Ce paradoxe était déjà présent au cœur de la pensée de Lippmann. « Refusant à la fois la Providence de la nature et le contrôle de l’avenir par l’intelligence collective des publics, le nouveau libéralisme théorisé par Lippmann décidera de s’en remettre, d’une part, aux artifices du droit et, d’autre part, à la réadaptation des populations aux exigences de la mondialisation, passant par une politique publique invasive, chargée de transformer activement les dispositions et comportements de l’espèce humaine » (Stiegler 2019 p.

187). A ceci près, cependant, que Lippmann entendait confier aux experts le soin de piloter la mise en œuvre d’importantes dépenses sociales alors que les néo-libéraux actuels attendent d’eux qu’ils convainquent les politiques des bienfaits de la neutralité de l’action publique et de la dérégulation. Les uns et les autres ont, toutefois, le même objectif qui est de réformer l’ordre social et de rendre effective une adaptation rapide des individus à une économie de marché mondialisée.19

Les conséquences de la mise en pratique de l’utopie ainsi réhabilitée, sous couvert de règles énoncées par les experts et imposées par les marchés, ont été un creusement des inégalités et la montée du dualisme, une demande de protection des oubliés de la mondialisation, le développement des tensions protectionnistes et, finalement, des réactions populistes mettant en cause moins le libéralisme économique que la démocratie libérale.
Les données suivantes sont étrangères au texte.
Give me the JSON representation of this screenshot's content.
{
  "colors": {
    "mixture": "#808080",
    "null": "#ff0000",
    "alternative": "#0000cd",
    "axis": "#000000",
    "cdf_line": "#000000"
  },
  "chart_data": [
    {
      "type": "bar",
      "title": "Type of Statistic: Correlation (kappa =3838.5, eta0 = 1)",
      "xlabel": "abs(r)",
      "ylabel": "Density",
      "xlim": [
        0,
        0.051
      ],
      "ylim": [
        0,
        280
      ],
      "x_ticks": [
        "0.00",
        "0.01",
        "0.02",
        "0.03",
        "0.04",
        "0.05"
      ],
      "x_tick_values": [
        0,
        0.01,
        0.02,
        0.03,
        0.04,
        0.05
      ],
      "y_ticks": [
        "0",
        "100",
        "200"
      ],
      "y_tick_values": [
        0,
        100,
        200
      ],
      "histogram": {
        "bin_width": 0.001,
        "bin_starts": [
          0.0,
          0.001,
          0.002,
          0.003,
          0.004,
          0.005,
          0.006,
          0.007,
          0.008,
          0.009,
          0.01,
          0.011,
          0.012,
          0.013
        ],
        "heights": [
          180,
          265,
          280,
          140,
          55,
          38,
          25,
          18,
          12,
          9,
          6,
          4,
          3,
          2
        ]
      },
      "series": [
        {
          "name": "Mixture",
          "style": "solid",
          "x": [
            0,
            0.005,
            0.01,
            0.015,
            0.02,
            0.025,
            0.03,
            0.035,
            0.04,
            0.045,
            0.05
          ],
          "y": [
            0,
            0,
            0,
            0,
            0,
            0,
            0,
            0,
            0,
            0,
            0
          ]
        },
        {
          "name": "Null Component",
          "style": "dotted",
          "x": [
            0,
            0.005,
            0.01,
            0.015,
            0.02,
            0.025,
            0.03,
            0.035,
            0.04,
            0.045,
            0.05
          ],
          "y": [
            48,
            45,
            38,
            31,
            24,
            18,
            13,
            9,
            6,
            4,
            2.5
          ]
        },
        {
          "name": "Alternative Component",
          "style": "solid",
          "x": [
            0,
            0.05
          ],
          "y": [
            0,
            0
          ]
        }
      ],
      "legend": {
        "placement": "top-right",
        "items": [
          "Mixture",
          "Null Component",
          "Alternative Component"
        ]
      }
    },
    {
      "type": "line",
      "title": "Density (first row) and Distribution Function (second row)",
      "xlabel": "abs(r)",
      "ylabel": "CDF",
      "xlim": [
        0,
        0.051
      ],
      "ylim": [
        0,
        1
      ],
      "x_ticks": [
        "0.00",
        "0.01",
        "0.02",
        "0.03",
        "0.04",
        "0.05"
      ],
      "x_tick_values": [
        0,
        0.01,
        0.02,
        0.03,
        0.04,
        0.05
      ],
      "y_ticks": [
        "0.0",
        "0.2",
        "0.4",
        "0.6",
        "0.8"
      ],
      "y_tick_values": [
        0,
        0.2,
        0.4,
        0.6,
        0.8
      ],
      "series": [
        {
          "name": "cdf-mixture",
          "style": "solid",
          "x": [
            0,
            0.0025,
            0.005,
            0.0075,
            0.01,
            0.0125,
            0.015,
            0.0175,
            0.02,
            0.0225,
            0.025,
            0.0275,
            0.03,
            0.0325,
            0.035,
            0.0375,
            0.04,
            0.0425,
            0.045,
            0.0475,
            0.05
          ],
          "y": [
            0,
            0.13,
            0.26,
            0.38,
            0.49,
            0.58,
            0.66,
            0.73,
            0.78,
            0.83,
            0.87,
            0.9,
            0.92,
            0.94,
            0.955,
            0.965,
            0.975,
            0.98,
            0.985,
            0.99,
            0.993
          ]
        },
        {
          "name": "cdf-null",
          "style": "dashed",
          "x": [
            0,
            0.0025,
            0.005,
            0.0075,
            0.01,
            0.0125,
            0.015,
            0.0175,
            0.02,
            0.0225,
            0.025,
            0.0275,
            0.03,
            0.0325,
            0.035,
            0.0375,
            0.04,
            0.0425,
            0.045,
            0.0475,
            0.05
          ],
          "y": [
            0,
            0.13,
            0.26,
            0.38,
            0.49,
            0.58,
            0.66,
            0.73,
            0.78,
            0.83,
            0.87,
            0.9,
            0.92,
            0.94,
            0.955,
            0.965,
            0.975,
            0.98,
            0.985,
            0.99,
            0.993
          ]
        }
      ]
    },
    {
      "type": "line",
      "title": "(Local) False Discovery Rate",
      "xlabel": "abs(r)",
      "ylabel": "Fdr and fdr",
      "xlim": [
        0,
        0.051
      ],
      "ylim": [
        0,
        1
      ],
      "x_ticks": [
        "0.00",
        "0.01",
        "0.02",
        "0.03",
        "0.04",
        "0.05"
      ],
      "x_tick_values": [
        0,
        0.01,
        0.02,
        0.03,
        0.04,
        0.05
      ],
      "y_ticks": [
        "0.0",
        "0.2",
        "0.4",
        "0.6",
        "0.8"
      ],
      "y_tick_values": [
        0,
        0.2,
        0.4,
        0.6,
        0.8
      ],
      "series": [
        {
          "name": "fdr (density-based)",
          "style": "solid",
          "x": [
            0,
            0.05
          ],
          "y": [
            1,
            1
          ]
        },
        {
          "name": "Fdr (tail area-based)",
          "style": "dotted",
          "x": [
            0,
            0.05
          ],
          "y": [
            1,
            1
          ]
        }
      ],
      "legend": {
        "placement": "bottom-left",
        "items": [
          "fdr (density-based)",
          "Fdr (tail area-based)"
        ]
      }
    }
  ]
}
De fait, l’on assiste à un morcellement des communautés existantes, à une rupture des appartenances et à des pertes d’identité que l’on considère les nations confrontées à la fragmentation de leurs territoires respectifs, les entreprises ramenées à des collection d’actifs négociables et fragmentées internationalement, ou encore les individus qui de salariés protégés deviennent des auto-entrepreneurs livrés aux forces du marché total.

5. Les racines du libéralisme social

La difficulté sur le terrain des idées vient de ce que le libéralisme social, décrié ou ignoré, n’est pas clairement défini notamment parce qu’il est souvent réduit par les économistes qui en sont les partisans à une redistribution des revenus pour corriger les abus du capitalisme néo-libéral.

Face à la crise, le libéralisme social demeure, pour certains, le suspect usuel. C’est ainsi que Phelps (2013) dénonce un nouveau corporatisme qu’il accuse d’être à l’origine du déclin de la créativité et de l’innovation depuis le milieu du XXe siècle : un corporatisme qu’il définit précisément par ses objectifs que sont « l’intervention de l’État plutôt que le désordre, la solidarité plutôt que l’individualisme, la responsabilité sociale plutôt que les comportements antisociaux (…), la codétermination plutôt que le contrôle exclusif des actionnaires » (Phelps 2013/2017 p. 203). On ne saurait mieux mettre en cause le libéralisme social d’inspiration keynésienne.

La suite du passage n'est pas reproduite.